Desinformação, centro das atenções
Tanto Orden quanto Gottelli apontam o risco da desinformação. De fato, o sociólogo fala da possibilidade de um uso malicioso ou abusivo para fins de manipulação, desinformação em massa ou vigilância intrusiva. E a psicóloga avança na mesma linha quando ressalta que, “quando há informação, esse tipo de pensamento é reduzido, sendo a desinformação um risco potencial, não só no nível individual, mas também no social, pois esse tipo de comportamento pode se tornar coletivo”.

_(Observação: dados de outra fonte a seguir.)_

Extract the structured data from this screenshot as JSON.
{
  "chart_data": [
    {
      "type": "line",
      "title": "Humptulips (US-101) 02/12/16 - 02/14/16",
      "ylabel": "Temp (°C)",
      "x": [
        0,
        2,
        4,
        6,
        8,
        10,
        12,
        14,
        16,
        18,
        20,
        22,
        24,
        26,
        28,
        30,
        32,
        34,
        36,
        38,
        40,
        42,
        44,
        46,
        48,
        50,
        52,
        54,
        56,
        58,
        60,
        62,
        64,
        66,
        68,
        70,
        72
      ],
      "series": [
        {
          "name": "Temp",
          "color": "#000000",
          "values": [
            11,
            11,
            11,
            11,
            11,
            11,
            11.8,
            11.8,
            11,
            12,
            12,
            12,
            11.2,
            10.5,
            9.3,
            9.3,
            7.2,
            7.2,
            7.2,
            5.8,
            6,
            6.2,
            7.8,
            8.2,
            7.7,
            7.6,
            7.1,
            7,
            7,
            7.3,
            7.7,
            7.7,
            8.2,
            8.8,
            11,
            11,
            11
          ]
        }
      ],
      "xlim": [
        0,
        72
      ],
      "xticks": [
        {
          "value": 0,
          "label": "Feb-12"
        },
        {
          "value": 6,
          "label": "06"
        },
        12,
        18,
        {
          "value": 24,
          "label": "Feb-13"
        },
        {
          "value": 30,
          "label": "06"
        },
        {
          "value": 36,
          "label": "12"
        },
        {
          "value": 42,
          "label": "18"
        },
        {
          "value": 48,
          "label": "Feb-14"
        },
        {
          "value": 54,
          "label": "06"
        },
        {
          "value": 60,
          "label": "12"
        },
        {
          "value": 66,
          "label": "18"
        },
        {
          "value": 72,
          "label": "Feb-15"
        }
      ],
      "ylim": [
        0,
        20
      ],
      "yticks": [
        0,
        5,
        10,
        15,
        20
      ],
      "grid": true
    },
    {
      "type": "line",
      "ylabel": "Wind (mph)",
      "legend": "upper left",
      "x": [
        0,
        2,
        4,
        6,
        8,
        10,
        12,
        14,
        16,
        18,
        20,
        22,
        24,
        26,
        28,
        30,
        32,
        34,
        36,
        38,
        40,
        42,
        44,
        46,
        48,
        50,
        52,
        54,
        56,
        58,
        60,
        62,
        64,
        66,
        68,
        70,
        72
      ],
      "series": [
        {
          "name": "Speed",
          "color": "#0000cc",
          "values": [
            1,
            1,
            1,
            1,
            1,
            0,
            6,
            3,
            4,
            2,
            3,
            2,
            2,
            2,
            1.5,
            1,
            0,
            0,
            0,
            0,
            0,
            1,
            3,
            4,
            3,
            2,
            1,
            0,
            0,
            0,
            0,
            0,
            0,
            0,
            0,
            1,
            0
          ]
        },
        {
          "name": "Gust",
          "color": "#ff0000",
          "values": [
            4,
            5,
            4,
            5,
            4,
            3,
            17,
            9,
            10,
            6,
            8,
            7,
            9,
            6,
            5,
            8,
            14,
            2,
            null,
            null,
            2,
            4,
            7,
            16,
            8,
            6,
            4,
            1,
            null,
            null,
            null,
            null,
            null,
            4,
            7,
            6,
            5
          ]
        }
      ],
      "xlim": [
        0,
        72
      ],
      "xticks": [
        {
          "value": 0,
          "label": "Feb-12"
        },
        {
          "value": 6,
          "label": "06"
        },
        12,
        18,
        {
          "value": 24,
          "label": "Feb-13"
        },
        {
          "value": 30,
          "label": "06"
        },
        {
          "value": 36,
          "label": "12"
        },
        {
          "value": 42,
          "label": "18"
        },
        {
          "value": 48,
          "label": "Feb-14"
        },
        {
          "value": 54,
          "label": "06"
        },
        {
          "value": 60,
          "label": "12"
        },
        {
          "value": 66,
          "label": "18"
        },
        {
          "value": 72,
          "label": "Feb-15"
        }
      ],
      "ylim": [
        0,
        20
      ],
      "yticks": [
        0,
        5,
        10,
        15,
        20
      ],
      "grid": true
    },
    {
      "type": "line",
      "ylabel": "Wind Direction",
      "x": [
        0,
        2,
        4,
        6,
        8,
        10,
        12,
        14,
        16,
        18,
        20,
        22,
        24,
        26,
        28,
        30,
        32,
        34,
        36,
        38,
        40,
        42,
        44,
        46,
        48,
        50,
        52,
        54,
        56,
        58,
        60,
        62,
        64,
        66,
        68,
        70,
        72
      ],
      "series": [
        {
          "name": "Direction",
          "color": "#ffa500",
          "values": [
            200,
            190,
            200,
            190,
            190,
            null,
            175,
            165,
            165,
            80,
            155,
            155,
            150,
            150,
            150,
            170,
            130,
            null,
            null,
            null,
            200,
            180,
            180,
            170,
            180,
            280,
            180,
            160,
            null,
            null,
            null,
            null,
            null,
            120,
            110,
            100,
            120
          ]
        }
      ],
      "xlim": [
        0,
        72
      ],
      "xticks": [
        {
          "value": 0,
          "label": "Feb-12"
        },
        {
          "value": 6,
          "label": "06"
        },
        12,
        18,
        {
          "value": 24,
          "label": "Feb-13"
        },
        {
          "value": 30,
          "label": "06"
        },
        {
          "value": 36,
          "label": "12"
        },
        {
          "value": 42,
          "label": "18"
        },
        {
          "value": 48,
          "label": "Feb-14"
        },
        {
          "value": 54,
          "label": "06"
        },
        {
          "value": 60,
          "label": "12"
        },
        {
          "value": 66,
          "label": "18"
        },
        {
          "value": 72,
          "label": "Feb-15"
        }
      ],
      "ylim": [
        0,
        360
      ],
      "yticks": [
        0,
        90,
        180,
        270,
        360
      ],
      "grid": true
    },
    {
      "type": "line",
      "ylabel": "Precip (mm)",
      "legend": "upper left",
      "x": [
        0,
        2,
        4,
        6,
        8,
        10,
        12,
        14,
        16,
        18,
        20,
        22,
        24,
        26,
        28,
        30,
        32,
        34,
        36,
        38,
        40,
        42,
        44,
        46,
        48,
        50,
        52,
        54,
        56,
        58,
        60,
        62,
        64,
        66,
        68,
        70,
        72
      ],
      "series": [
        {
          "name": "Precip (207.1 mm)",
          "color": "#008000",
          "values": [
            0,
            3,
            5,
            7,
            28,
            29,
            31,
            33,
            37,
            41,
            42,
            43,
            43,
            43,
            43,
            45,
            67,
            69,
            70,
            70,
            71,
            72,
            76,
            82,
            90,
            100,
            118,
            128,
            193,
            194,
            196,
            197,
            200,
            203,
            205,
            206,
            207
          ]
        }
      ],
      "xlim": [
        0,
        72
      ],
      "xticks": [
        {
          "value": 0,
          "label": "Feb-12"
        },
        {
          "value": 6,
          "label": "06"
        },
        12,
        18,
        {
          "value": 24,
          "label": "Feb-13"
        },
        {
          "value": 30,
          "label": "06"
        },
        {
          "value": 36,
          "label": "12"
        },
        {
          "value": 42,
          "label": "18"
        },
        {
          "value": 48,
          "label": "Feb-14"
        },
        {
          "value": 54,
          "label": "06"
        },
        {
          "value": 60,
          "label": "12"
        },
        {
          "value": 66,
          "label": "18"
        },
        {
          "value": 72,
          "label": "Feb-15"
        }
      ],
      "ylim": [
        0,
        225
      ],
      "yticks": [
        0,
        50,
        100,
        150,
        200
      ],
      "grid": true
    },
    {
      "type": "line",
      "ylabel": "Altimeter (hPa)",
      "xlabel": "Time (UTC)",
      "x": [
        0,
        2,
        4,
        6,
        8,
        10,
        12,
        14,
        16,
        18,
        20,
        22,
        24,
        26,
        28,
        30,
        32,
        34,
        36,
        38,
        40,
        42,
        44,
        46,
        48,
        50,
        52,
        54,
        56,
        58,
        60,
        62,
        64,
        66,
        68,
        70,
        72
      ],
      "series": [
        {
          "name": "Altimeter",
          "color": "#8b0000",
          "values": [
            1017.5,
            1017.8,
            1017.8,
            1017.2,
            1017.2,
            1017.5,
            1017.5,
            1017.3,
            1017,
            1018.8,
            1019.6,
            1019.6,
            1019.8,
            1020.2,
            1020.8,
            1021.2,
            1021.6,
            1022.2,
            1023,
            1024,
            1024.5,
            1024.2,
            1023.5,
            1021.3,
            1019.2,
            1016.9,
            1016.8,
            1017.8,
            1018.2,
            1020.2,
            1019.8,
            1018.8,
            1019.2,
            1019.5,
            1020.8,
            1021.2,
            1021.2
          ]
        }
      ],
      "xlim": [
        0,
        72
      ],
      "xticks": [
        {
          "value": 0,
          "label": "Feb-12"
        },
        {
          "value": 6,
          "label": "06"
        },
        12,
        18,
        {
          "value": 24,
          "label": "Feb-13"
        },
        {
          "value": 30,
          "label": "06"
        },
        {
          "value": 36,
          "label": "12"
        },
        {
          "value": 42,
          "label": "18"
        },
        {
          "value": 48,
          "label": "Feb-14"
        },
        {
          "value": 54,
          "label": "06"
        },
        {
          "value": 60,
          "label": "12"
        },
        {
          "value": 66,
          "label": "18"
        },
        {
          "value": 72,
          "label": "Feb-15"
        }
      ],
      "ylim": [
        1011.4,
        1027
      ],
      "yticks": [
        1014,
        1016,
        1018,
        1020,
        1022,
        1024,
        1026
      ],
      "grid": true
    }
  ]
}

A avaliação de se uma GenAI é “boa” ou “ruim” depende de como ela é usada. Dito isto, pode ser tanto um facilitador quanto um bloqueador dos processos cognitivos. Entre suas vantagens, Gottelli diz que pode auxiliar nos processos de aprendizagem ao gerar recursos personalizados, criados rapidamente e cada vez mais acessíveis. “Além disso, pode ajudar a automatizar muitas tarefas, liberando tempo e espaço para atividades e tarefas que exigem maior esforço cognitivo. Isso pode ser um valor agregado em educação, saúde e manufatura.”
Embora os entrevistados concordem que ninguém deve se limitar voluntariamente no uso do GenAI, eles também alertam sobre a importância de tomar certas precauções.
Nesse sentido, Orden destaca que um dos benefícios mais significativos do GenAI é a facilidade de acesso ao conhecimento. “Além disso, em termos práticos, eles podem contribuir para um entendimento mais profundo entre culturas, facilitando a comunicação multilíngue e a criação de conteúdo adaptado a diversos contextos socioculturais. Além disso, devido à sua capacidade de gerenciar informações de forma dinâmica e eficiente, eles têm um enorme potencial para acelerar o progresso científico”, comenta, mas alerta contra seu uso malicioso ou abusivo para fins de manipulação, desinformação em massa ou vigilância intrusiva. “Por outro lado, existe um risco real de deslocamento de empregos, especialmente em empregos baseados em tarefas repetitivas ou rotineiras, o que pode gerar tensões sociais até que novas atividades de trabalho e oportunidades profissionais surjam dessas tecnologias emergentes.”
Por sua vez, o neurologista incentiva os usuários a tomarem precauções para garantir que esses sistemas não afetem nossos cérebros: “É fundamental incentivar o uso ativo e crítico dessas ferramentas. Também é crucial alternar o uso do GenAI com tarefas cognitivas manuais”, diz Andersson.
Facilitador, mas não um substituto
Especialistas fornecem ideias mais práticas, como incentivar a escrita, a análise e a discussão sem assistência tecnológica. Usar a IA como facilitadora, mas não como substituta do esforço intelectual, além de desenvolver hábitos de aprendizagem que fortaleçam a memória e a compreensão profunda.
“Por fim, é essencial sempre monitorar e controlar as conclusões geradas pelo GenIA, avaliando sua precisão e relevância antes de aplicá-las”, acrescenta Andersson.
Por fim, assim como é recomendado ao usar smartphones, mídias sociais e outras ferramentas semelhantes, é aconselhável desenvolver hábitos saudáveis em suas interações diárias com a tecnologia. Isso envolve cultivar ativamente espaços e momentos de desconexão, priorizando atividades analógicas e experiências interpessoais que promovam conexões sociais significativas. Dessa forma, podemos reduzir a dependência excessiva e preservar o desenvolvimento equilibrado e autônomo de nossas capacidades cognitivas.